September 21 – November 3, 2018

Imagery of fossil forms, some as old as 3 billion years, examines the vast concept of geologic time. Paintings include detail of delicate yet resilient early life forms, those that survived several extinctions. Our own insignificance is implied.

Artist Statement

In-Between-Time references Earth’s deep history.  I am interested in early life forms, especially those that have survived extinction periods and their relationship to us currently living in an extinction period. Groups of people in the paintings are often juxtaposed with magnified fossil forms just below the surface, of which they are seemingly unaware.

While working as a field geologist, I felt a deep insignificance with respect to geologic time and the vast northern landscape that surrounded me.  This always helped me put life in perspective; how small humans truly are.  Yet this smallness is only with respect to time, our footprint has been massive. Humans have already altered the biosphere dramatically. Geologists have even proposed that we are currently living in a new geologic time period called the Anthropocene, where human activity is the dominant influence on climate and the environment.

My work presents this division between natural geologic processes in the subsurface and the anthros on the surface.  A variety of delicate yet resilient fossil forms are referenced; Bryozoan, Syringopora, Stromatolites; all have their own unique story.

Bryozoans are tiny animals that live in colonies and have been on this planet for 450 million years. They resemble a community to me; individuals living together, working together. They appear to be invading the landscape in some paintings. Bryozoans survived several extinction periods.

Syringopora are colonial coral fossils. Their magnified shapes are vertical structures separated by delicate filaments. In the paintings, these conduits connect deep time to modern time. Syringopora went extinct about 245 million years ago at the end of the Permian, in one of the largest mass extinctions ever.

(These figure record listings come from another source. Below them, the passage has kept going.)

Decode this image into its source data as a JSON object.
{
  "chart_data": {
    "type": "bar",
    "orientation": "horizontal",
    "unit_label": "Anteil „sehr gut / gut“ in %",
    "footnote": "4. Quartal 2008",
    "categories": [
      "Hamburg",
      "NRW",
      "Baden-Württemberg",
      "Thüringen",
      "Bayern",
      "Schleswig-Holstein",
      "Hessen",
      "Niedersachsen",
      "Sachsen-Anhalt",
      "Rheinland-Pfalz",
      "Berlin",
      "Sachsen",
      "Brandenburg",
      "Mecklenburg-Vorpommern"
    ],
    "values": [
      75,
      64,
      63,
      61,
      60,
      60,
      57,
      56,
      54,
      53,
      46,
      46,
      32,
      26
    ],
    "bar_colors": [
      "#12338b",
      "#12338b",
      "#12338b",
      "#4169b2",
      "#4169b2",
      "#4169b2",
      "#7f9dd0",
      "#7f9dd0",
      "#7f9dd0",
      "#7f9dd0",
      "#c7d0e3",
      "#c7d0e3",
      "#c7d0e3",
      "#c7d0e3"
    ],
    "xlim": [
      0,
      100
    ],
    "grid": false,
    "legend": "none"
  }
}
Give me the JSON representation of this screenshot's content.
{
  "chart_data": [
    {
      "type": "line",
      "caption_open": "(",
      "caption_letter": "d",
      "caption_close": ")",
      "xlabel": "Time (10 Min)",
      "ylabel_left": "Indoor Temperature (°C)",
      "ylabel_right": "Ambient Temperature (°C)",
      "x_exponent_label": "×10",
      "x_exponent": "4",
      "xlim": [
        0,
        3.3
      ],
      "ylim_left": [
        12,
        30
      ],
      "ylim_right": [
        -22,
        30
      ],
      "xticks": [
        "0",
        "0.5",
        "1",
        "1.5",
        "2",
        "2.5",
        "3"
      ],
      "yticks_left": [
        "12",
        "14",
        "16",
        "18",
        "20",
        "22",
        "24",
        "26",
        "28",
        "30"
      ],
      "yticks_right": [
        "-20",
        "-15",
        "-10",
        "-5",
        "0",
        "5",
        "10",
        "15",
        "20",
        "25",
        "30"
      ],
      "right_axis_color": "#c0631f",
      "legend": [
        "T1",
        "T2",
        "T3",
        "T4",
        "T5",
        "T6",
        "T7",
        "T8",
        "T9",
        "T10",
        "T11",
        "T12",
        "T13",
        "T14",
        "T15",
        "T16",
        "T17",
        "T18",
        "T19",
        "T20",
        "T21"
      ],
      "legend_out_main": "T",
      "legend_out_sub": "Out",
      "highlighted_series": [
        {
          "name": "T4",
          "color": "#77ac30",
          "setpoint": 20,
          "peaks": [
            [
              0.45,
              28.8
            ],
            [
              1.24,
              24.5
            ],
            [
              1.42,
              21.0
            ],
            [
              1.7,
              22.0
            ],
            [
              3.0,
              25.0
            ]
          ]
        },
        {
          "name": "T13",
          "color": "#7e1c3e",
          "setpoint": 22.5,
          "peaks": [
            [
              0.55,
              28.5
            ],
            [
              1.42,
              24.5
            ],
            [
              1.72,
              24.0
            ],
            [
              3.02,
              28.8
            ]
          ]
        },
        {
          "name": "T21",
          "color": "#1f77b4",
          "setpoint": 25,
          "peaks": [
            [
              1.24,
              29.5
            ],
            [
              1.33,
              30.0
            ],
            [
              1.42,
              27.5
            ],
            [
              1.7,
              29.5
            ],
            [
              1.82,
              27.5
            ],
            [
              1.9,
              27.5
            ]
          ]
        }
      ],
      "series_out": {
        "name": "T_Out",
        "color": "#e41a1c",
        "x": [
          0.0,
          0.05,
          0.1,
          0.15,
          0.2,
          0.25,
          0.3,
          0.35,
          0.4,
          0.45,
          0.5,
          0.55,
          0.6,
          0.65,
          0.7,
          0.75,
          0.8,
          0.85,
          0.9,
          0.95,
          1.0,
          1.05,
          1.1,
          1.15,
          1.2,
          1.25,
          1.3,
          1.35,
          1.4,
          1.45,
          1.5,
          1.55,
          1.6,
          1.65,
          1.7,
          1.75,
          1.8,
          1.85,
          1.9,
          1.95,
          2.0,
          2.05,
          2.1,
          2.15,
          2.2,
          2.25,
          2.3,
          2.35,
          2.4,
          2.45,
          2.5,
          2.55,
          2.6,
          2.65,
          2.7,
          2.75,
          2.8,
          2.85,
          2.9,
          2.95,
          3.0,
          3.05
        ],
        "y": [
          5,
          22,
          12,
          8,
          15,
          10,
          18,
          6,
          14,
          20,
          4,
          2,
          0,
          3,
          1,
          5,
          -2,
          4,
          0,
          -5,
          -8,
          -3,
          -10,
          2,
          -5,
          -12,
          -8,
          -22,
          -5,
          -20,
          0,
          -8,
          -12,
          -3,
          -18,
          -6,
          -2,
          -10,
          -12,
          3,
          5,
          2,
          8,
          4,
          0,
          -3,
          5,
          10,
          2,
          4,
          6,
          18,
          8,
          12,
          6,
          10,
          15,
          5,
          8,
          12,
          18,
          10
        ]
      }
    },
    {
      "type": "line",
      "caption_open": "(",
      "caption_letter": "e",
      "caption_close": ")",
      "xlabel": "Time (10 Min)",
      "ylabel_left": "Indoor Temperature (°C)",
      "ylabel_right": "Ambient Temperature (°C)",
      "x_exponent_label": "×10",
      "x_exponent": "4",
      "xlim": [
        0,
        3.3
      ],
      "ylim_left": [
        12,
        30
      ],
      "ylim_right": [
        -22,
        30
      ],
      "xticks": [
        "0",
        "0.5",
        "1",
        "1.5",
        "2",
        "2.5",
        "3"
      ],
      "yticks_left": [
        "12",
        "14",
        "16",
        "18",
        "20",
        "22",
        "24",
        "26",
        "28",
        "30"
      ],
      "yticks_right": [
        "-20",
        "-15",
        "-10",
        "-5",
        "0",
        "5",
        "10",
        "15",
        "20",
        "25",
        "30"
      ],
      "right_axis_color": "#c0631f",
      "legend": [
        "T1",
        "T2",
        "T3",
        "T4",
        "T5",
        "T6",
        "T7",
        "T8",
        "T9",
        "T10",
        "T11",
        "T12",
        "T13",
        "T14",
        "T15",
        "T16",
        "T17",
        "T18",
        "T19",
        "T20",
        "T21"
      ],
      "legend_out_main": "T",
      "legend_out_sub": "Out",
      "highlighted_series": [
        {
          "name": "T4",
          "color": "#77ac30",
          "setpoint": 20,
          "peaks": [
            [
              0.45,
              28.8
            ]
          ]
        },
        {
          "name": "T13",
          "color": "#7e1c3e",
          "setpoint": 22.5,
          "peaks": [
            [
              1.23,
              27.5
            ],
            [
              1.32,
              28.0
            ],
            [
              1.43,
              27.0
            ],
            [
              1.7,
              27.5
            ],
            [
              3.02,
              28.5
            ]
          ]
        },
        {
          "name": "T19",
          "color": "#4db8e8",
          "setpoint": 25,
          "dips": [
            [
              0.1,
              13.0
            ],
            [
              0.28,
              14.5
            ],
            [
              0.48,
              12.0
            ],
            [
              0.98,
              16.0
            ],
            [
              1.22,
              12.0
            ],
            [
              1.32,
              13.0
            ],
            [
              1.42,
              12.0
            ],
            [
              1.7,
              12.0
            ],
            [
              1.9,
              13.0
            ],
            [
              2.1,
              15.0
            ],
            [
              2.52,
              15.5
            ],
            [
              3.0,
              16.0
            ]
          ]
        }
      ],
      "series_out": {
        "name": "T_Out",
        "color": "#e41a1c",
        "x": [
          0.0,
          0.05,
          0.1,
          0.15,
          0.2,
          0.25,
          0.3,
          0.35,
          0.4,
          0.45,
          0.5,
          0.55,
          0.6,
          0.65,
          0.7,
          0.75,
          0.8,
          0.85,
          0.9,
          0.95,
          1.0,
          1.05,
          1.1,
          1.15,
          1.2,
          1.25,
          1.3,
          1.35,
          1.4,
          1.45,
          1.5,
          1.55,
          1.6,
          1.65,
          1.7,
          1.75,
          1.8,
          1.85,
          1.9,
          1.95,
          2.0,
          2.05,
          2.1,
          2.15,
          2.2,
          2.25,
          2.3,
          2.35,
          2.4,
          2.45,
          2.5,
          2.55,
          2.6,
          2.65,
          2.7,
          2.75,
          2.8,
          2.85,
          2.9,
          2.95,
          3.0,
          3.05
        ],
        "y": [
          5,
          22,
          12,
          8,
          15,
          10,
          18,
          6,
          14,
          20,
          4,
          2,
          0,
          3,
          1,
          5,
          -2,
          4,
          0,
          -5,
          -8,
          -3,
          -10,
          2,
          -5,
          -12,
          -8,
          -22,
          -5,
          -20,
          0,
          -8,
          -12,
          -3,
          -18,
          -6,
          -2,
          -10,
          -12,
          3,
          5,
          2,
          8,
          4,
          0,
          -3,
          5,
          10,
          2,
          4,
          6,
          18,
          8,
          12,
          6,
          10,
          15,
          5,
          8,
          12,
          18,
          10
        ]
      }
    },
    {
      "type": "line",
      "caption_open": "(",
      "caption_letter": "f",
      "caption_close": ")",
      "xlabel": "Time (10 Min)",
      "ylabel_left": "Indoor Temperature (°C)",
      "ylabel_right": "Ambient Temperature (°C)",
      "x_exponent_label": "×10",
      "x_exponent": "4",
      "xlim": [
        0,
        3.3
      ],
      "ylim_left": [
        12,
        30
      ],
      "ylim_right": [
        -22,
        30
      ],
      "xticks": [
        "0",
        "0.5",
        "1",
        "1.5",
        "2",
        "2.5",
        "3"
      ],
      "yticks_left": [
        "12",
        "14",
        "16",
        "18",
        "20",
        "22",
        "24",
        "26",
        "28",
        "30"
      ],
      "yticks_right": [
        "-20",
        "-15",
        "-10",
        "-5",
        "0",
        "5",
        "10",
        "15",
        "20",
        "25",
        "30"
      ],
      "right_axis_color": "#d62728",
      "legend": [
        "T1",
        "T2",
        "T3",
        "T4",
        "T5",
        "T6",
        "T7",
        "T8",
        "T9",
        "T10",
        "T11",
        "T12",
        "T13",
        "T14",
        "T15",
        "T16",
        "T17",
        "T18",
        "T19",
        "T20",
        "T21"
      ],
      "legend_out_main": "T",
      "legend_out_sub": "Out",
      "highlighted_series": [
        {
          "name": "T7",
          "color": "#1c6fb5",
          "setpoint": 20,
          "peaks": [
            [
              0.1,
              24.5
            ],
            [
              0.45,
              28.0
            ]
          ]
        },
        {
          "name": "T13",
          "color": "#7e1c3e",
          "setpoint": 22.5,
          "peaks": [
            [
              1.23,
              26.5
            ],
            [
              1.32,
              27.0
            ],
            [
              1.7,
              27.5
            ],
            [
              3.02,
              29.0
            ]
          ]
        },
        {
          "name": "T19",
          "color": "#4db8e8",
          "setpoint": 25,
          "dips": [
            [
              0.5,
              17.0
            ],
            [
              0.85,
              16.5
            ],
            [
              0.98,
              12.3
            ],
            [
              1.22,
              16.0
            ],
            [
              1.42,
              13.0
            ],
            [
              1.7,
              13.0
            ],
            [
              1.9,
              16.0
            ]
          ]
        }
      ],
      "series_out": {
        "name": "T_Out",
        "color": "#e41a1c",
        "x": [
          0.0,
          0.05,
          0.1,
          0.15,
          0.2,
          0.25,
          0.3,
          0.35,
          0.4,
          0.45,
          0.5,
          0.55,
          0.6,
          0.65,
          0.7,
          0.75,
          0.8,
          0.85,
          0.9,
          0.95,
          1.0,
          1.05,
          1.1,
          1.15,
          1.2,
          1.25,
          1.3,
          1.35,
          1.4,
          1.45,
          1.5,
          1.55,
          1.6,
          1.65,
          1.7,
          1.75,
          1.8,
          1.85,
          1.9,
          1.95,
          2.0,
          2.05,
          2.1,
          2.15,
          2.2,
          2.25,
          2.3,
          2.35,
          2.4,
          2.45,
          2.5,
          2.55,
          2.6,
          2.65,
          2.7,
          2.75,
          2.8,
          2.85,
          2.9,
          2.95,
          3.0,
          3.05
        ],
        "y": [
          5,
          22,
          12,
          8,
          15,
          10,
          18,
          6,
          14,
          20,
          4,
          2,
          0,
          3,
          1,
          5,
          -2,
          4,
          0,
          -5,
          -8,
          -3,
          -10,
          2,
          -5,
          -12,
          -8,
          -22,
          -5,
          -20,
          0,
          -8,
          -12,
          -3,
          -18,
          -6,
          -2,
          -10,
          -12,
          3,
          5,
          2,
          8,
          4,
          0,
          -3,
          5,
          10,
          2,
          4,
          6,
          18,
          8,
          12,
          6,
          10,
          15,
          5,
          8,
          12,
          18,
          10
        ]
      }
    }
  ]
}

Stromatolites are communities of microbes that are considered to be the oldest fossils at 3.5 billion years. They lived in an oxygen depleted world, and through photosynthesis, helped to establish enough oxygen for life to truly flourish 540 million years ago, during the Cambrian explosion. In my mind stromatolites are the true survivors as some still exist today in saline shallow seas.

Earth has shown us that life flourishes, life is taken away, over and over again.

The humans in the paintings are portrayed as silhouettes on the surface and even within the stratigraphy, as just another layer. They are often in groups yet they seem separate from each other. It is as if they are waiting to see what comes next. They are uncertain, or maybe even clued out.  In some paintings there are no humans present.

In the rock record millions of years from now there may be evidence of the degree of human impacts on the planet but my guess is it will be a thin layer indicative of our time here. Geologic processes will once again continue to be the dominant force influencing our biosphere.  Earth will be fine.

Biography

Carol Wallace completed her Bachelor of Science degree with a geology major at the University of Calgary in the early 1990s. While working seasonally as a geologist, Carol moved to Nelson where she completed visual art classes with Kootenay School of the Arts and Oxygen Art Centre. She maintained her painting practice while working as a geologist, which included bedrock mapping for the Yukon Geological Survey and then starting her own company providing consulting services in geomorphology and terrain stability in the Columbia Basin. In 2008, Carol left her consulting business and now works full time in her studio in Nelson. Carol’s current work explores ideas and imagery informed by her former work as a geologist.